Et l'unique chose que je lui répondis, quelques secondes plus tard, était :
« Ça me fait chier, vraiment. »
•••
Je sortis doucement – mais brutalement – du bus, descendant les marches menant sur le béton envahi par les élèves de tous niveaux scolaires. À mon passage, tous semblaient estomaqués par mon allure peu flatteuse et ma frustration mélangée à ma morosité, qui s'échappaient peu à peu de mon être, trop puissants pour être contenues en mon fort intérieur.
Manon partait aujourd'hui. Elle s'engagerait à treize heures pétantes pour un trajet de neuf cents quatorze kilomètres et d'une durée de cinq cents trente-trois minutes.
Oui, une recherche sur le site Michelin m'avait parue appropriée, suite à son coup de fil.
Sur mon lit, en tailleurs, le téléphone dans mes mains et fixant « Appel terminé », affiché et brillant dans la pénombre de ma chambre, je n'avais pu retenir mes larmes et pleurais en silence, le visage enfoui dans ma couette, frottant sans cesse mes joues pour ne pas les sentir couler, pensant : « Pour elle, « dans pas longtemps » signifie le surlendemain... Quelle nulle pour s'exprimer, celle-là... ».
Cette nuit fut une des pires de ma vie et m'empêcha de dormir.

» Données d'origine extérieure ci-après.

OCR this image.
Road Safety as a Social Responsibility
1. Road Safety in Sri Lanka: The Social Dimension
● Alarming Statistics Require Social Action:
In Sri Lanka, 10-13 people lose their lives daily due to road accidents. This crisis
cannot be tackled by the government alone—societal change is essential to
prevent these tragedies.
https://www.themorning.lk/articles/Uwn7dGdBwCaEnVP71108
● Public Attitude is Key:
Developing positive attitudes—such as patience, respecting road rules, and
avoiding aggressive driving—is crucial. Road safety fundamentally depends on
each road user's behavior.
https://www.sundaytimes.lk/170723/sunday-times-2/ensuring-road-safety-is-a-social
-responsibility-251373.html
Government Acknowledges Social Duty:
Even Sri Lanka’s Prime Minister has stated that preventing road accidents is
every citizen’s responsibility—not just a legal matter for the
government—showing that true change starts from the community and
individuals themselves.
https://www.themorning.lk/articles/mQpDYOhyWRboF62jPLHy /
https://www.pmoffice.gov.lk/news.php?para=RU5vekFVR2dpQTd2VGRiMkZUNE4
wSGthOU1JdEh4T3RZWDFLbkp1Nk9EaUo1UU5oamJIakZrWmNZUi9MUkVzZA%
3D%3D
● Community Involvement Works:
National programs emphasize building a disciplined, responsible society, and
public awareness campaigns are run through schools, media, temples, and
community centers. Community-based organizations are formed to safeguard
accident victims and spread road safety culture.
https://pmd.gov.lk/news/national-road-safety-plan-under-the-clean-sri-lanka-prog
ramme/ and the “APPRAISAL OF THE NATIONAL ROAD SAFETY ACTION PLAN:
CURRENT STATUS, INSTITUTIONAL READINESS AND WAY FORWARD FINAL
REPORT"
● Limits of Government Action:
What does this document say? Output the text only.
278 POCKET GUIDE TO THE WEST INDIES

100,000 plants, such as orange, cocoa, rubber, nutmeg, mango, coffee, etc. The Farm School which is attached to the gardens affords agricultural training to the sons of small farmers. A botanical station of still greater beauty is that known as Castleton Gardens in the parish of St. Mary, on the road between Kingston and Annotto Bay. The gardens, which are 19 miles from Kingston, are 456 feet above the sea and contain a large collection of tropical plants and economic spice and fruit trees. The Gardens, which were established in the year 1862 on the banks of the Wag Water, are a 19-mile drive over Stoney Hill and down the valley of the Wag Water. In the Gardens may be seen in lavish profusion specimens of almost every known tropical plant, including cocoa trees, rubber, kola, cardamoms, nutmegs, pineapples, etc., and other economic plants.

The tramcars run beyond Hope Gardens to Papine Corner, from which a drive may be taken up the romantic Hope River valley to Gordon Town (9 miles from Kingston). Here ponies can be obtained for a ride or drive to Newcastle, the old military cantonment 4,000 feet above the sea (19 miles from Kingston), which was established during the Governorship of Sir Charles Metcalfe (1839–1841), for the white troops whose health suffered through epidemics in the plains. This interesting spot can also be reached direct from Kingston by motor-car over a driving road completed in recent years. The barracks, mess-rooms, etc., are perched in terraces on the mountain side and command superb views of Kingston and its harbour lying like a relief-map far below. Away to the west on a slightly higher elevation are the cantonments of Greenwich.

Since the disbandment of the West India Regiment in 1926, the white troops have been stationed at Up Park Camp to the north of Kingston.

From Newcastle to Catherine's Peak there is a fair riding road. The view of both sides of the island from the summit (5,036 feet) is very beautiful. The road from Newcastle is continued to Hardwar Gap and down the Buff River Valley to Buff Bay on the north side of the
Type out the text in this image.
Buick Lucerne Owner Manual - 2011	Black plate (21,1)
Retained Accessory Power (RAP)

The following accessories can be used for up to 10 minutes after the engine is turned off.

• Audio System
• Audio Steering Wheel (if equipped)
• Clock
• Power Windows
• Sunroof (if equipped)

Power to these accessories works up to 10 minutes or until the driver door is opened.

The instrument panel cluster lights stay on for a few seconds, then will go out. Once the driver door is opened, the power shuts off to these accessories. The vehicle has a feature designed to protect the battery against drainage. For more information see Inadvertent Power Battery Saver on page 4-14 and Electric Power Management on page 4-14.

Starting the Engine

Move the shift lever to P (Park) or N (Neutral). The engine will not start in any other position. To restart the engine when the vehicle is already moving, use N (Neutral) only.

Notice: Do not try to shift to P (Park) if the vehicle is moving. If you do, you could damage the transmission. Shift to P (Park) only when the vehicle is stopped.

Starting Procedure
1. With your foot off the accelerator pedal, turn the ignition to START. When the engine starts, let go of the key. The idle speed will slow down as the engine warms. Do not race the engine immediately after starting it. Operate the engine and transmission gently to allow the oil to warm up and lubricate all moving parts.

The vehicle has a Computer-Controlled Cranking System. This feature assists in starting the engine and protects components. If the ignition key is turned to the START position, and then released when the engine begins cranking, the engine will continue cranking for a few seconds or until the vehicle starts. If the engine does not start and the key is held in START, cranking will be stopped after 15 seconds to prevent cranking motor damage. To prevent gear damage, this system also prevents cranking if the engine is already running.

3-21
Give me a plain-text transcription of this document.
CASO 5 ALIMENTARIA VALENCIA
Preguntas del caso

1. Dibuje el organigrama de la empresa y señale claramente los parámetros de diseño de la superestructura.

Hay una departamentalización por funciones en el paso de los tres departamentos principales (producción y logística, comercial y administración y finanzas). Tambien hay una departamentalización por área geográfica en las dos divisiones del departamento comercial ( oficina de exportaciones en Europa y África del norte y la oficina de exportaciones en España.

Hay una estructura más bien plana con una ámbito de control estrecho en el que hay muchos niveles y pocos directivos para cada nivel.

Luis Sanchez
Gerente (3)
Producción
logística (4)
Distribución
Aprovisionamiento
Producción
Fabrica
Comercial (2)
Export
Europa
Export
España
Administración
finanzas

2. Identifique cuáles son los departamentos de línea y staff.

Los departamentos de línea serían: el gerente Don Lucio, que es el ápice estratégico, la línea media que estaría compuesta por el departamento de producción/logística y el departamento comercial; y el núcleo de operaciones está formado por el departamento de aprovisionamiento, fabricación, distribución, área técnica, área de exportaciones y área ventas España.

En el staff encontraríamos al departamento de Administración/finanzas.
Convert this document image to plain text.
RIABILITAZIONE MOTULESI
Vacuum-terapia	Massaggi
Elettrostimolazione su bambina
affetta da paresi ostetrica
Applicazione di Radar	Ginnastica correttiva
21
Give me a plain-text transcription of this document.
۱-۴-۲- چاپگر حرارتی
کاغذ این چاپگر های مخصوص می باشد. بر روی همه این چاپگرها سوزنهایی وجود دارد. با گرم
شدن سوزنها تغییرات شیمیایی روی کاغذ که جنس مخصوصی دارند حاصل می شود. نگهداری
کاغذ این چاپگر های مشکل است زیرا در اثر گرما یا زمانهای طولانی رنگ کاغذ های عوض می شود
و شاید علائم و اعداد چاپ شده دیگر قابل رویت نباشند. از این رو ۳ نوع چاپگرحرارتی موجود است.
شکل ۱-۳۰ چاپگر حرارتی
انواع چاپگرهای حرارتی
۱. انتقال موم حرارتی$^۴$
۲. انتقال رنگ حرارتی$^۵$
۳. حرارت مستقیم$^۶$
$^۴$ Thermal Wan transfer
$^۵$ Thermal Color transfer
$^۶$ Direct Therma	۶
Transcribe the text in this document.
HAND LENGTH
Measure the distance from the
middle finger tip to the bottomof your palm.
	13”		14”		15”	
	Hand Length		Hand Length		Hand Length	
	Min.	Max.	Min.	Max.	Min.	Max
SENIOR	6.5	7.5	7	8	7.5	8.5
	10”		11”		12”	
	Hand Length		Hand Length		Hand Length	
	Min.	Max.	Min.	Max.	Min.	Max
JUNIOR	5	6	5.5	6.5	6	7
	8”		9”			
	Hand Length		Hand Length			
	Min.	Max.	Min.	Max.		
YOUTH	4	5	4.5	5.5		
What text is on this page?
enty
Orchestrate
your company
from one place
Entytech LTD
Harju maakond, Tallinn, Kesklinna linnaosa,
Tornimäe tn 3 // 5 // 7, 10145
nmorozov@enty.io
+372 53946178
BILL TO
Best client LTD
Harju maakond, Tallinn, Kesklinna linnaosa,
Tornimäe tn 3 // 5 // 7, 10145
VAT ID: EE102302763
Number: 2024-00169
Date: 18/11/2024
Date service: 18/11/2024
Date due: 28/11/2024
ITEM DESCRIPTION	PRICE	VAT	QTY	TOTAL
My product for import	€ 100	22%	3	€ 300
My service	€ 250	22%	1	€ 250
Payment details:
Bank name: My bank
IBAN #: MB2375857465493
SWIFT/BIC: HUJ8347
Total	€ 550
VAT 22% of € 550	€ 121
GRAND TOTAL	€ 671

C'était donc avec des yeux gonflés, des cernes aussi noirs qu'un corbeau, des cheveux qui ne voulaient pas rester en ordre et une peau fripée que je me présentais au lycée. Mon humeur massacrante n'arrangeait pas mon état ; lorsque j'atterris sur le sol, je vis un couple s'échanger tendrement un baiser. Il me rappela le mien avec Manon, deux jours auparavant. En me remémorant les sensations que m'avait procurées notre embrassade, mon regard se fit plus dur et ma douleur plus profonde.
Et merde, je m'exprimais comme un poète avec toute cette histoire, maintenant.
Soudainement, quelqu'un venant d'en face me percuta de plein fouet. Décontenancé, je m'abattis violemment sur le sol sale, atterrissant devant les pieds de plusieurs personnes.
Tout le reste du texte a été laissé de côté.